When the Public Safety Building opened in 1993, the facility relieved overcrowding at the outdated jail in the City County Building. Just a few years later, both jails were routinely full. Year after year, the physical conditions at the older jail continued to worsen. When Dave Mahoney was elected sheriff in 2006 he renewed the call to replace the “Alcatraz-style” jail. During his 15-year tenure as sheriff, Mahoney often charged that the facility was in violation of the federal Prison Rape Elimination Act of 2003.
In 2017, after more than a decade of debate and millions of dollars spent on studies, the county board approved $76 million for a plan that would have shuttered the City County Building jail for good. Even before the price tag dramatically increased, it was still the most expensive project in county history. The proposal called for consolidating jail operations downtown by adding four floors to the Public Safety Building and remodeling the existing jail in the same building. At the same time, more than $4 million was approved to improve conditions at the City County Building while the new facility was constructed.
But in October 2018, county officials learned the 30-year-old Public Safety Building couldn’t support four additional floors — even though it was purportedly built for that purpose. So, the county spent another $186,000 to revise the plan. In April 2019, consultants provided four additional options that would accomplish the goals of the 2017 plan, including adding medical facilities and closing the City County Building jail and the Ferris Center. The cheapest option — which was still $74 million more than the old plan — called for an eight-story tower to be built behind the Public Safety Building. That plan would have reduced the total number of beds in the jail system from 1,013 to 922. Supervisors approved $148 million to get the jail consolidation project back on track in June 2019. It was supposed to be completed by 2024.

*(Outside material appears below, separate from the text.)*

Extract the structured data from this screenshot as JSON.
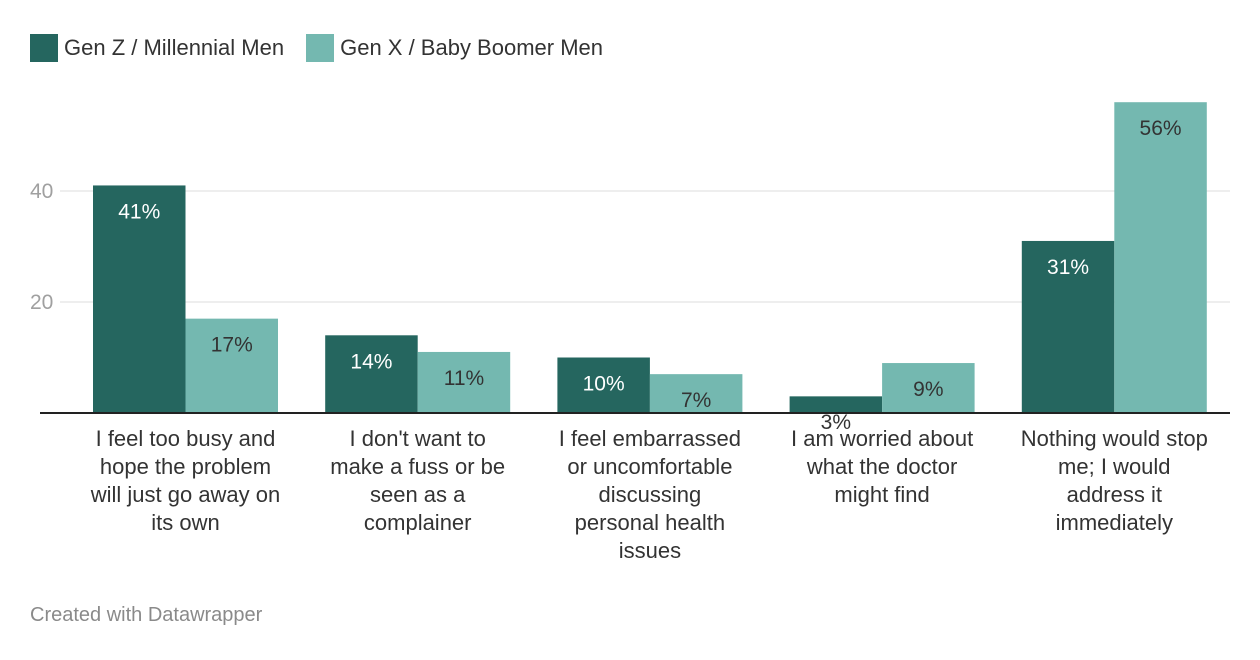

Mahoney, who retired in 2021, testified at the March 3 meeting that the latest plan for a six-story jail tower isn’t ideal but it at least keeps the project on track.
“It will get us closer to what we need to create a humane and constitutional jail,” said Mahoney. “It will, for the first time ever, create medical housing so that we don’t have to place individuals in wheelchairs in solitary confinement cells.”
But there is no construction completion date yet for the project and the battle may not be over. A final design and final cost estimate still need to be determined so that the county can put the project out to bid. And Parisi says construction costs could continue to rise.
“Things have not stabilized with the economy. We obviously had the supply chain challenges that were brought about by the pandemic and inflation is an issue. Now with the war in Ukraine, there’s still a lot of uncertainty in the world,” says Parisi. “I have no idea how supervisors came up with the current estimate. So further compromise on the scale of the jail project may still be needed.”
Dane County Supv. Andrew Schauer believes the county board can keep the jail project to its budget.
“What the last month has shown me is that devoting more money for this project is going to be a tough sell but the need to shut down the City County Building jail is greater than ever,” says Schauer. “We also have a new board being elected in April that will need to approve change orders and other aspects of the project. So I’m pleased we were able to work together on this latest vote that required a three-fourths majority. Otherwise, who knows what would have happened.”